Ce primat de la violence gouvernementale avait également pour conséquence la réprobation de la violence interpersonnelle : en théorie, les détenus ne devaient pas faire l’objet de sévices censés être l’apanage de l’Ancien régime. Toutefois, même s’il est impossible de se faire une idée précise de l’ampleur de ce type de violence, il ne fait aucun doute qu’elle faisait partie courante de la détention. Mais même alors, le pouvoir qu’on prêtait à la violence gouvernementale était supposé transfigurer les coups portés, ainsi qu’en atteste l’expression parfois employée de « gifle éducative ».

Dès lors que l’ensemble de l’édifice reposait sur la visée de gouvernementalité, la critique de celle-ci entraîna le renversement de cet agencement.

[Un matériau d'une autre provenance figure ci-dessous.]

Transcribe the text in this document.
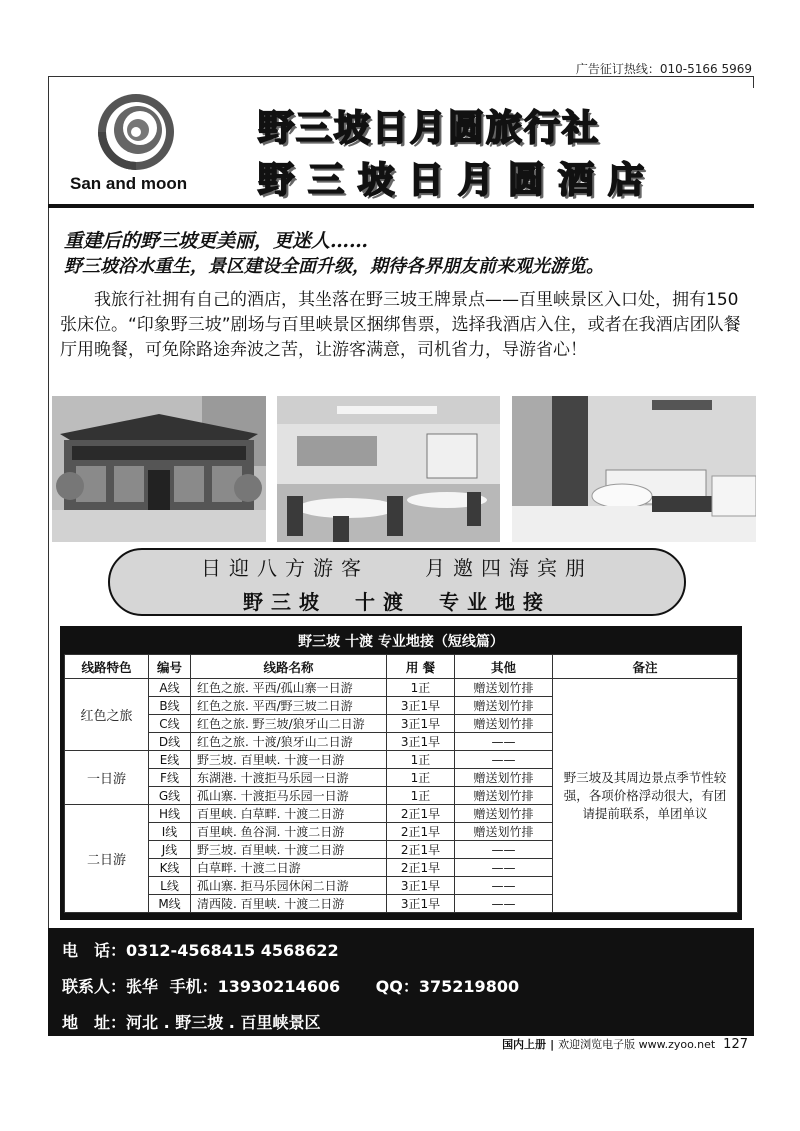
广告征订热线：010-5166 5969
San and moon
野三坡日月圆旅行社
野三坡日月圆酒店
重建后的野三坡更美丽，更迷人……
野三坡浴水重生，景区建设全面升级，期待各界朋友前来观光游览。

我旅行社拥有自己的酒店，其坐落在野三坡王牌景点——百里峡景区入口处，拥有150张床位。“印象野三坡”剧场与百里峡景区捆绑售票，选择我酒店入住，或者在我酒店团队餐厅用晚餐，可免除路途奔波之苦，让游客满意，司机省力，导游省心！

日迎八方游客　　月邀四海宾朋
野三坡　十渡　专业地接
野三坡 十渡 专业地接（短线篇）
线路特色	编号	线路名称	用 餐	其他	备注
红色之旅	A线	红色之旅. 平西/孤山寨一日游	1正	赠送划竹排	野三坡及其周边景点季节性较强，各项价格浮动很大，有团请提前联系，单团单议
	B线	红色之旅. 平西/野三坡二日游	3正1早	赠送划竹排	
	C线	红色之旅. 野三坡/狼牙山二日游	3正1早	赠送划竹排	
	D线	红色之旅. 十渡/狼牙山二日游	3正1早	——	
一日游	E线	野三坡. 百里峡. 十渡一日游	1正	——	
	F线	东湖港. 十渡拒马乐园一日游	1正	赠送划竹排	
	G线	孤山寨. 十渡拒马乐园一日游	1正	赠送划竹排	
二日游	H线	百里峡. 白草畔. 十渡二日游	2正1早	赠送划竹排	
	I线	百里峡. 鱼谷洞. 十渡二日游	2正1早	赠送划竹排	
	J线	野三坡. 百里峡. 十渡二日游	2正1早	——	
	K线	白草畔. 十渡二日游	2正1早	——	
	L线	孤山寨. 拒马乐园休闲二日游	3正1早	——	
	M线	清西陵. 百里峡. 十渡二日游	3正1早	——	
电　话：0312-4568415 4568622
联系人：张华 手机：13930214606 QQ：375219800
地　址：河北 . 野三坡 . 百里峡景区
国内上册 | 欢迎浏览电子版 www.zyoo.net 127
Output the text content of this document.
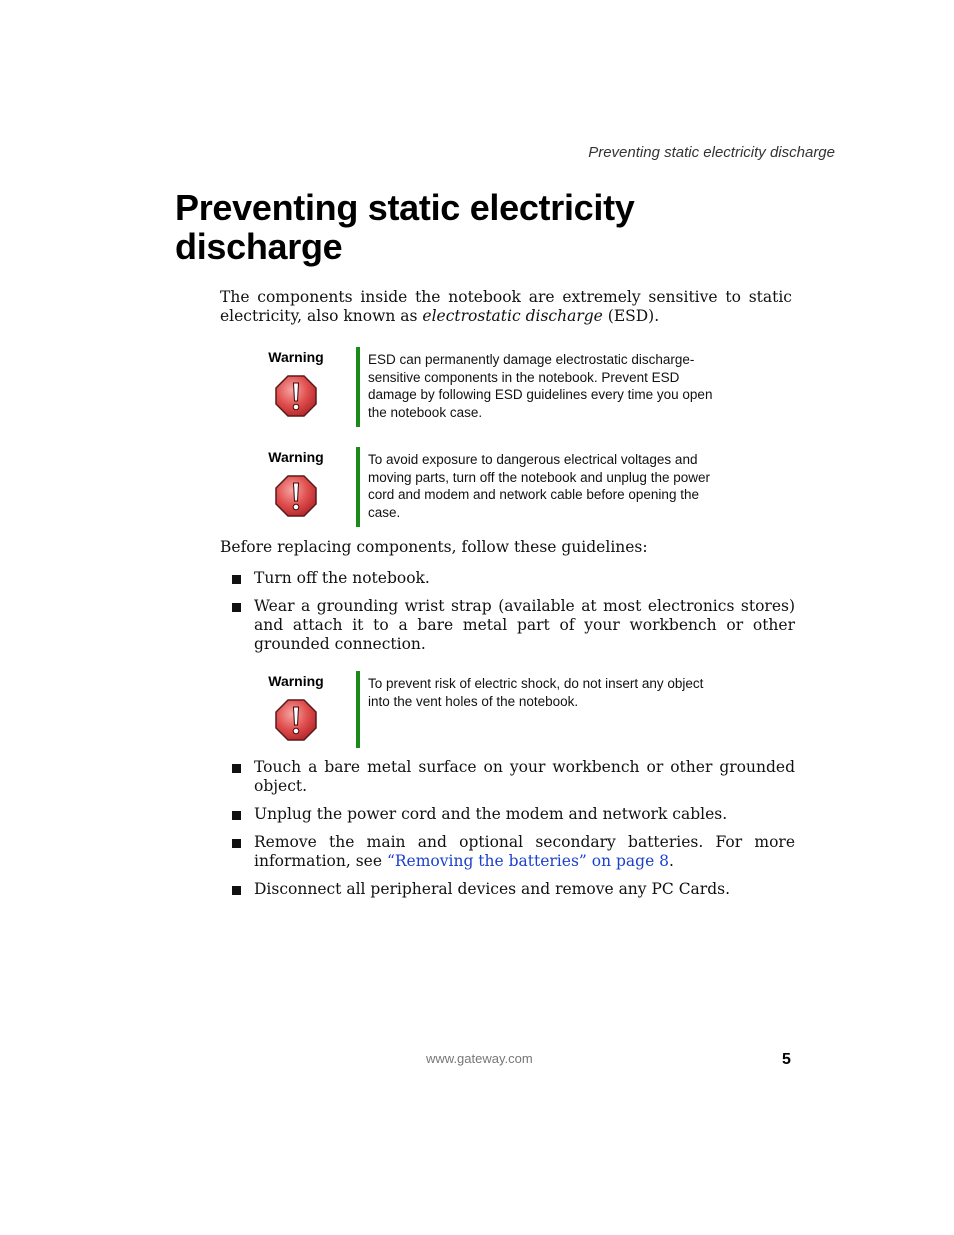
Preventing static electricity discharge
Preventing static electricity discharge

The components inside the notebook are extremely sensitive to static electricity, also known as electrostatic discharge (ESD).

Warning	ESD can permanently damage electrostatic discharge-sensitive components in the notebook. Prevent ESD damage by following ESD guidelines every time you open the notebook case.

Warning	To avoid exposure to dangerous electrical voltages and moving parts, turn off the notebook and unplug the power cord and modem and network cable before opening the case.

Before replacing components, follow these guidelines:

Turn off the notebook.
Wear a grounding wrist strap (available at most electronics stores) and attach it to a bare metal part of your workbench or other grounded connection.
Warning	To prevent risk of electric shock, do not insert any object into the vent holes of the notebook.

Touch a bare metal surface on your workbench or other grounded object.
Unplug the power cord and the modem and network cables.
Remove the main and optional secondary batteries. For more information, see “Removing the batteries” on page 8.
Disconnect all peripheral devices and remove any PC Cards.
www.gateway.com	5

III. La gouvernementalité démasquée

Parmi les diverses raisons qui ont conduit à la dévalorisation de la fonction pédagogique ou gouvernementale, deux paraissent particulièrement puissantes.

La première consiste dans la prise de conscience progressive de la pluralité des conceptions du bien dans les sociétés libérales. On entend par là le fait que, à la différence de l’époque prémoderne, un même pays peut regrouper des membres qui ne partagent pas une même représentation de la vie bonne. Dès lors, parce que le bien n’est plus certain, il devient impensable de prétendre y conduire autrui. Concrètement, cela signifie par exemple qu’on ne saurait contraindre les détenus à se lever le matin, qu’aucune limite autre que sécuritaire ne doit être assignée à leur consommation, pas plus que ne doit être orientée ce qu’ils écoutent, lisent ou regardent.

L’autre raison décisive vient comme en prolongement : il s’agit de la mise au jour par Foucault des rapports de domination qui sous-tendent ce pluralisme des conceptions du bien. Il présente ainsi sa réflexion comme l’effort pour déterminer si « on peut articuler cette volonté de savoir, qui a pris la forme d’une volonté de vérité, non point sur un sujet ou une force anonyme, mais sur les systèmes réels de domination » et enfin replacer « le jeu du vrai et du faux dans le réseau des contraintes et des dominations. La vérité – je devrais dire plutôt le système du vrai et du faux – aura révélé le visage qu’il a depuis si longtemps détourné de nous et qui est celui de sa violence[4] ». Cette critique allait frapper d’illégitimité toute prétention à éduquer autrui, et donc prétention à lui dire le vrai, parce qu’il n’y aurait là qu’une tentative de le soumettre : la violence gouvernementale de la discipline n’était en réalité qu’une violence symbolique cachée ou qui s’ignorait. Dès lors, pour ne pas être viciée, la peine ne doit être que réponse à une transgression, et rien de plus. Tout ce qui prétend amender le sujet constitue le pénitentiaire et doit être rejeté comme indu (sur ce point, l’opposition entre Foucault et Tocqueville est parfaite : tous deux définissent de la même manière le pénitentiaire, mais lui attribuent une valeur rigoureusement inverse).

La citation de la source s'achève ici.